Senate Armed Services Chairman John McCain has a plan to fortify the U.S. military, and it comes with a hefty price tag.
McCain’s 33-page white paper, “Restoring American Power,” makes recommendations for the defense budget for fiscal years 2018 through 2022.
The report details how defense budget cuts under the Budget Control Act have left the military underfunded, undersized, and unready, and lays out a plan to repair, rebuild, and re-imagine the military for a wide range of threats facing our nation.
“This white paper details what I believe will be necessary to achieve these goals: repeal of the Budget Control Act, a $640 billion base defense budget in fiscal year 2018, innovation for the future, and an end to business as usual at the Pentagon,” McCain said. He added, “Rebuilding our military will not be cheap—$430 billion above current defense plans over the next five years. But the cost of inaction is worse: we will irreparably damage our military’s ability to deter aggression and conflict. We owe it to our men and women in uniform to chart a better course.”
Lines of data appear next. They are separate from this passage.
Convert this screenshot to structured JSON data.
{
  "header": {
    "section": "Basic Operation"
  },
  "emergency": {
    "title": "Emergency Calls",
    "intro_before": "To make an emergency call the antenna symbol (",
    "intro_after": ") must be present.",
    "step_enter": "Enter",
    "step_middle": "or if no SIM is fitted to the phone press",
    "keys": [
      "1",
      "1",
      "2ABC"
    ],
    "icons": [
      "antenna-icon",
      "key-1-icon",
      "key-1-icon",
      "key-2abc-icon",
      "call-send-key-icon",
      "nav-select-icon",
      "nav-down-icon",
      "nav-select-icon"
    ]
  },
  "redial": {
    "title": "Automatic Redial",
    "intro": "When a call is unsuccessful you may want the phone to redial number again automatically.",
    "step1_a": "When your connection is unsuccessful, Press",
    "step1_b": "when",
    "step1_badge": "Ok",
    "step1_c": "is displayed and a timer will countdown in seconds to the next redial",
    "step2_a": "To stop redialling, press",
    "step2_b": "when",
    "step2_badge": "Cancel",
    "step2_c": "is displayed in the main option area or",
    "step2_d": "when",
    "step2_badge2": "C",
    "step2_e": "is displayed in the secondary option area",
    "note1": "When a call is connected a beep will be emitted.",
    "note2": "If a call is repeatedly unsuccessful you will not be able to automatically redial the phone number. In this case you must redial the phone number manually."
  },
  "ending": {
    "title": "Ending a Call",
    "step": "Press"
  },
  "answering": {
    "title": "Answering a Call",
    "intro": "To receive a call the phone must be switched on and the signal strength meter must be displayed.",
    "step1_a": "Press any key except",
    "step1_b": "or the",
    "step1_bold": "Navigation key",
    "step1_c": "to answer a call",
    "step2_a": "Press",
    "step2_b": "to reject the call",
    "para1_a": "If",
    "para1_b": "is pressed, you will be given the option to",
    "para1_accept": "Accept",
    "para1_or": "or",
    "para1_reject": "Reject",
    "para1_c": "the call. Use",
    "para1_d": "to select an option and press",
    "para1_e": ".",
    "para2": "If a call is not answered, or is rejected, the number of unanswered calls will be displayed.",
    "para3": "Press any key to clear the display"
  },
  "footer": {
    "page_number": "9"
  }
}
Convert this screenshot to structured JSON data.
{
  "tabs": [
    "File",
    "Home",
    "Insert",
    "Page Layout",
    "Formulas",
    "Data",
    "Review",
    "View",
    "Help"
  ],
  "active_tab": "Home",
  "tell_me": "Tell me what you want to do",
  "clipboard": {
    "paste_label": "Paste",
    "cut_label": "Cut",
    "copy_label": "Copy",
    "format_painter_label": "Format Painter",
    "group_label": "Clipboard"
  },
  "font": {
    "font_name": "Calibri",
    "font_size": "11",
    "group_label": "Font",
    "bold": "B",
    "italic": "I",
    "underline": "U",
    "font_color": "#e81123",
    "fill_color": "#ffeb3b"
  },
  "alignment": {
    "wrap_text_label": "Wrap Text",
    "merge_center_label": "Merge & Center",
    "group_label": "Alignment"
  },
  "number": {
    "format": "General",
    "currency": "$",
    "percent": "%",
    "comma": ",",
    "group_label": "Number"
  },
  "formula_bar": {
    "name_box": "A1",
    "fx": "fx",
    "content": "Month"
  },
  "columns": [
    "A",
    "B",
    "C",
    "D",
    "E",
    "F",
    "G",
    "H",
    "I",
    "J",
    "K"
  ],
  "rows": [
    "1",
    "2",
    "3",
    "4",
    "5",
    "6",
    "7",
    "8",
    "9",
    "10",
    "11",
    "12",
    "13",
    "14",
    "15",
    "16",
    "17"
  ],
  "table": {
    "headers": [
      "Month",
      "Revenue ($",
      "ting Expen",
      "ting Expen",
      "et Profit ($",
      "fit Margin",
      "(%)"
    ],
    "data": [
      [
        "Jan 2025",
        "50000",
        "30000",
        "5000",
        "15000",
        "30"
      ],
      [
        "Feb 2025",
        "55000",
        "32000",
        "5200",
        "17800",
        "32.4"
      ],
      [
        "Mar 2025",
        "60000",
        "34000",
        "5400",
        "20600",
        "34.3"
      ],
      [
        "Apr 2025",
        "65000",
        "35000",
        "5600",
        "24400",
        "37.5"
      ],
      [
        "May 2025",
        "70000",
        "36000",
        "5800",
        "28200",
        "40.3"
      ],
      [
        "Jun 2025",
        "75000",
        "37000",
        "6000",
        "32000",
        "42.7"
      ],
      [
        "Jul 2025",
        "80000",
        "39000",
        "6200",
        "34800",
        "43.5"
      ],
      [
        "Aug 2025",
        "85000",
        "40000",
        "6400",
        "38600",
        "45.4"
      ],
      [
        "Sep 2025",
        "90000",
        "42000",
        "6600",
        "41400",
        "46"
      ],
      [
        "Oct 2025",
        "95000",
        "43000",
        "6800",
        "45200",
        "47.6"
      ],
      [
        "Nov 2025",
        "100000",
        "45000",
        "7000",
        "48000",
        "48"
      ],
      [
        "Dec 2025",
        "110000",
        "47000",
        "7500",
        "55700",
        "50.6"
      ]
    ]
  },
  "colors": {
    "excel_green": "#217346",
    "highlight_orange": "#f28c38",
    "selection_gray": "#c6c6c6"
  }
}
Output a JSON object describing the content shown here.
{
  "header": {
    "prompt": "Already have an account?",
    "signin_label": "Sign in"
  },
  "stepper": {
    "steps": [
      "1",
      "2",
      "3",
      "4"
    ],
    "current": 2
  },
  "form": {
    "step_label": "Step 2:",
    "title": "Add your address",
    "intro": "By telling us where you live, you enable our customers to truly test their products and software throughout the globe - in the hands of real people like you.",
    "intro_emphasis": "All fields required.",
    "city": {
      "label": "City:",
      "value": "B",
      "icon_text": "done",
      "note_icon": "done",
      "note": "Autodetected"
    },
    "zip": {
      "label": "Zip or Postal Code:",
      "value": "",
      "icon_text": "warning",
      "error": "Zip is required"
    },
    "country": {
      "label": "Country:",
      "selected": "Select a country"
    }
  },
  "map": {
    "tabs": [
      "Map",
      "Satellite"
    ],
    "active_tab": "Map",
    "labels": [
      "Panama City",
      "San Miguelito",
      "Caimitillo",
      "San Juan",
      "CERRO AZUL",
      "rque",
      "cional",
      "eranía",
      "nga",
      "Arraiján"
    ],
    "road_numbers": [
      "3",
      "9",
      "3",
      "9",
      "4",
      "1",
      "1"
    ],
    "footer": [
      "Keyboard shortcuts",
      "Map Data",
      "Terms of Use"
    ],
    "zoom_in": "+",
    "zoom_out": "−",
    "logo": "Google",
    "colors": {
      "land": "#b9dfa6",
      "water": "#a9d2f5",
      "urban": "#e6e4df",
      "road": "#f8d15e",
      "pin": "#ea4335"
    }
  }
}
McCain’s white paper offers detailed recommendations for the armed services to improve capabilities incrementally, but significantly.
“Reversing this budget-driven damage to our military must be a top priority for national leaders,” McCain argues. “The damage that has been done to our military over the past eight years will not be reversed in one year.”
McCain would like to grow the Navy by at least 59 ships, investing in autonomous and unmanned capabilities. The Navy also needs to boost procurement of manned submarines from two per year to three per year in 2020 and four per year starting in 2021; procure an added 58 F/A-18 E/F Super Hornets, and 16 additional EA-18G Growlers, in light of F-35C delays.
The Marine Corps needs to grow the troops by 3,000 per year by 2022. The Marines should also accelerate the procurement of replacement aircraft like the F-35B, CH-53K helicopter and KC-130J tanker; F-35B procurement should be increased by 20 aircraft over the next five years.
To stay competitive with Russia and China, the Air Force may need 1,500 fighter aircraft and an end strength boost of 20,000.
The Army should add 8,000 soldiers a year through 2022. It should also field emerging technologies, such as electronic warfare and unmanned ground vehicles and modernize air defenses and munitions.
McCain concludes, “The budget increase advocated for in this paper is a lot of money, but we must be clear about the cost of doing nothing: Our military’s ability to deter conflict will continue to weaken. And should we find ourselves in conflict, our nation will be forced to send young Americans into battle without sufficient training or equipment to fight a war that will take longer, be larger, cost more, and ultimately claim more American lives than it otherwise would have.”